For more than six years, researchers at the Kaiser Permanente Division of Research in Oakland, Calif. followed nearly 1,700 breast cancer patients who had been treated for four different subtypes of breast cancer, including luminal A, luminal B, basal-like or HER2-enriched cancer. During that period, about 500 of the patients had died, nearly 300 of them from breast cancer, researchers say.
Among them, black patients were nearly twice as likely as white patients to have died from breast cancer, regardless of the cancer subtype, findings that turn traditional thinking about black women and breast cancer on its head.
"The results seem to indicate that although African-American women are more likely to be diagnosed with less treatable subtypes of breast cancer compared with white women, it is not the only reason they have worse breast cancer mortality," said Candyce Kroenke, M.P.H., Sc.D., research scientist at Kaiser.
The Black-White difference in breast cancer survival rates has been traditionally attributed to the fact that black women are more commonly diagnosed with less treatable tumor subtypes, such as the hard-to-treat triple-negative strain. But even though triple-negative diagnoses prevailed in her study and the likelihood of black women developing the most-treatable luminal A subtype did not, Kroenke says that poor prognosis among blacks appeared consistent across the board.

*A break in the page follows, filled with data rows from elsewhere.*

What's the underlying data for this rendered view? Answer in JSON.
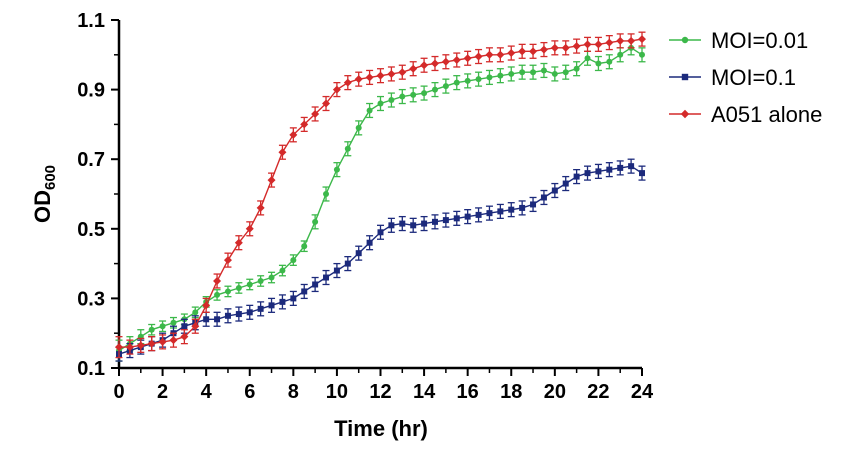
{
  "chart_data": {
    "type": "line",
    "title": "",
    "xlabel": "Time (hr)",
    "ylabel": {
      "main": "OD",
      "sub": "600"
    },
    "xlim": [
      0,
      24
    ],
    "ylim": [
      0.1,
      1.1
    ],
    "xticks": [
      0,
      2,
      4,
      6,
      8,
      10,
      12,
      14,
      16,
      18,
      20,
      22,
      24
    ],
    "xtick_labels": [
      "0",
      "2",
      "4",
      "6",
      "8",
      "10",
      "12",
      "14",
      "16",
      "18",
      "20",
      "22",
      "24"
    ],
    "yticks": [
      0.1,
      0.3,
      0.5,
      0.7,
      0.9,
      1.1
    ],
    "ytick_labels": [
      "0.1",
      "0.3",
      "0.5",
      "0.7",
      "0.9",
      "1.1"
    ],
    "grid": false,
    "legend_position": "top-right",
    "x": [
      0,
      0.5,
      1,
      1.5,
      2,
      2.5,
      3,
      3.5,
      4,
      4.5,
      5,
      5.5,
      6,
      6.5,
      7,
      7.5,
      8,
      8.5,
      9,
      9.5,
      10,
      10.5,
      11,
      11.5,
      12,
      12.5,
      13,
      13.5,
      14,
      14.5,
      15,
      15.5,
      16,
      16.5,
      17,
      17.5,
      18,
      18.5,
      19,
      19.5,
      20,
      20.5,
      21,
      21.5,
      22,
      22.5,
      23,
      23.5,
      24
    ],
    "series": [
      {
        "name": "MOI=0.01",
        "color": "#3cb84a",
        "marker": "circle",
        "values": [
          0.15,
          0.17,
          0.19,
          0.21,
          0.22,
          0.23,
          0.24,
          0.26,
          0.29,
          0.31,
          0.32,
          0.33,
          0.34,
          0.35,
          0.36,
          0.38,
          0.41,
          0.45,
          0.52,
          0.6,
          0.67,
          0.73,
          0.79,
          0.84,
          0.86,
          0.87,
          0.88,
          0.885,
          0.89,
          0.9,
          0.91,
          0.92,
          0.925,
          0.93,
          0.935,
          0.94,
          0.945,
          0.95,
          0.95,
          0.955,
          0.945,
          0.95,
          0.96,
          0.99,
          0.975,
          0.98,
          1.0,
          1.02,
          1.0
        ],
        "errors": [
          0.03,
          0.02,
          0.02,
          0.015,
          0.015,
          0.015,
          0.015,
          0.015,
          0.015,
          0.015,
          0.015,
          0.015,
          0.015,
          0.015,
          0.015,
          0.015,
          0.015,
          0.015,
          0.02,
          0.02,
          0.02,
          0.02,
          0.02,
          0.02,
          0.02,
          0.02,
          0.02,
          0.02,
          0.02,
          0.02,
          0.02,
          0.02,
          0.02,
          0.02,
          0.02,
          0.02,
          0.02,
          0.02,
          0.02,
          0.02,
          0.02,
          0.02,
          0.02,
          0.02,
          0.02,
          0.02,
          0.02,
          0.02,
          0.02
        ]
      },
      {
        "name": "MOI=0.1",
        "color": "#1c2a7c",
        "marker": "square",
        "values": [
          0.14,
          0.15,
          0.16,
          0.17,
          0.18,
          0.2,
          0.22,
          0.23,
          0.24,
          0.24,
          0.25,
          0.255,
          0.26,
          0.27,
          0.28,
          0.29,
          0.3,
          0.32,
          0.34,
          0.36,
          0.38,
          0.4,
          0.43,
          0.46,
          0.49,
          0.51,
          0.515,
          0.51,
          0.515,
          0.52,
          0.525,
          0.53,
          0.535,
          0.54,
          0.545,
          0.55,
          0.555,
          0.56,
          0.57,
          0.59,
          0.61,
          0.63,
          0.65,
          0.66,
          0.665,
          0.67,
          0.675,
          0.68,
          0.66
        ],
        "errors": [
          0.02,
          0.02,
          0.02,
          0.02,
          0.02,
          0.02,
          0.02,
          0.02,
          0.02,
          0.02,
          0.02,
          0.02,
          0.02,
          0.02,
          0.02,
          0.02,
          0.02,
          0.02,
          0.02,
          0.02,
          0.02,
          0.02,
          0.02,
          0.02,
          0.02,
          0.02,
          0.02,
          0.02,
          0.02,
          0.02,
          0.02,
          0.02,
          0.02,
          0.02,
          0.02,
          0.02,
          0.02,
          0.02,
          0.02,
          0.02,
          0.02,
          0.02,
          0.02,
          0.02,
          0.02,
          0.02,
          0.02,
          0.02,
          0.02
        ]
      },
      {
        "name": "A051 alone",
        "color": "#d42a2a",
        "marker": "diamond",
        "values": [
          0.16,
          0.16,
          0.165,
          0.17,
          0.175,
          0.18,
          0.19,
          0.22,
          0.28,
          0.35,
          0.41,
          0.46,
          0.5,
          0.56,
          0.64,
          0.72,
          0.77,
          0.8,
          0.83,
          0.86,
          0.9,
          0.92,
          0.93,
          0.935,
          0.94,
          0.945,
          0.95,
          0.96,
          0.97,
          0.975,
          0.98,
          0.985,
          0.99,
          0.995,
          1.0,
          1.0,
          1.005,
          1.01,
          1.01,
          1.015,
          1.02,
          1.02,
          1.025,
          1.03,
          1.03,
          1.035,
          1.04,
          1.04,
          1.045
        ],
        "errors": [
          0.03,
          0.02,
          0.02,
          0.02,
          0.02,
          0.02,
          0.02,
          0.02,
          0.02,
          0.02,
          0.02,
          0.02,
          0.02,
          0.02,
          0.02,
          0.02,
          0.02,
          0.02,
          0.02,
          0.02,
          0.02,
          0.02,
          0.02,
          0.02,
          0.02,
          0.02,
          0.02,
          0.02,
          0.02,
          0.02,
          0.02,
          0.02,
          0.02,
          0.02,
          0.02,
          0.02,
          0.02,
          0.02,
          0.02,
          0.02,
          0.02,
          0.02,
          0.02,
          0.02,
          0.02,
          0.02,
          0.02,
          0.02,
          0.02
        ]
      }
    ]
  }
}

"African-Americans with breast cancer appeared to have a poorer prognosis regardless of subtype," Kroenke said. "It seems from our data that the black–white breast cancer survival difference cannot be explained entirely by variable breast cancer subtype diagnosis," she went on to say.
Recent genetic profiling has suggested that not all cancer subtypes are created equal and both the tumor makeup and methods for treating them may vary by race.
Yet others maintain that factors such as poverty, silence and racial inequities -- not genetics -- are responsible for high mortality rates. Their efforts have focused less on treatment than on awareness and eliminating cultural barriers to seeking care.